コロナ問題で気になる「鉄道の換気」の秘密 今こそ観光列車に乗りたいワケ:杉山淳一の「週刊鉄道経済」(4/6 ページ)
鉄道事業者の新型コロナウイルス対策は「通勤電車での感染予防」と「減便」の2つ。通勤電車の換気のための「窓開け」にも歴史がある。一方、通勤電車とは違って、特急列車を運休するのは乗客の減少に対応するためで、集団感染の危険が高いからではない。
鉄道事業者の感染予防への取り組み
「手を伸ばして届くほどの距離で会話、発声」は誰でも避けられる。通勤電車で会話する人は少ないし、マスクをするなどして自衛できる。「オマエ、マスクしてないのに咳をしただろ」などと口げんかをすれば、まさに会話、発声だから愚の骨頂である。
ほとんどの鉄道事業者の公式サイトや駅で「職員がマスクを着用しています」と理解を求める掲示がある。これは飲食店と同様の理由で、会話による飛沫感染を防ぐと同時に「マスクをして接客するとは失礼」というマナーに対する説明でもある。もっとも、マスクに対するマナーは今回の騒動でかなり変わった。
さらに、公式サイトで車内の換気などを説明する鉄道事業者も増えてきた。例えば、札幌市営地下鉄は「5日から6日に1度、手すりや吊り手、保護棒について、エタノール系薬剤でふき取りを行う」「車両の窓の一部を常時3センチ開ける」と表記。併せて「通常より温度低下に配慮した暖房に努める」とある。風通しを良くして、暖房を強めるという。

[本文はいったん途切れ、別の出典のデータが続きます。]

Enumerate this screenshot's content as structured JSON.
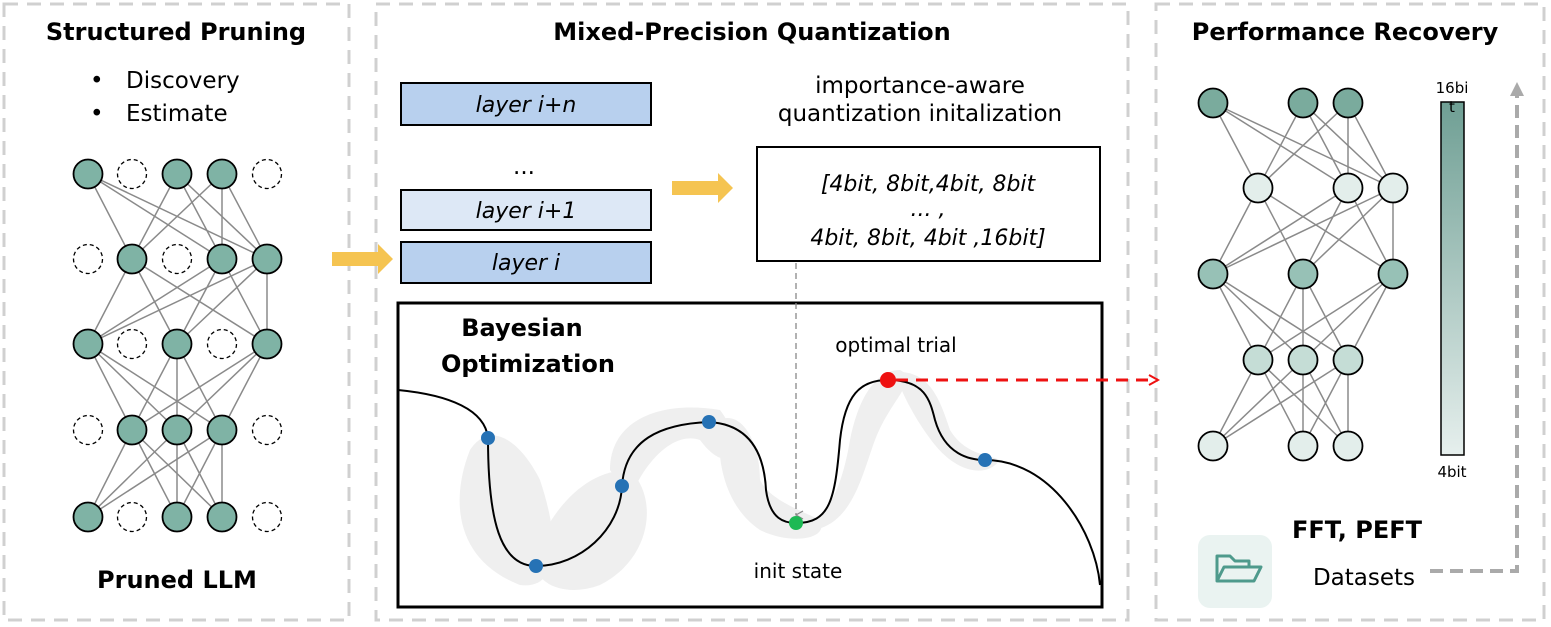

近畿日本鉄道は3月9日と11日に「新型コロナウイルスに感染されたお客さまの当社鉄道のご利用への対応について」という報道資料を公開している。3月9日は京都市の発表を受けて、3月4日と5日に感染者が利用した駅と車両を特定して消毒を実施した。3月11日は奈良県の発表を受けて「3月4日に奈良線大阪難波駅〜学園前駅間を利用した」と特定し、駅と車両の消毒を実施している。とても真摯な姿勢が伝わってくる。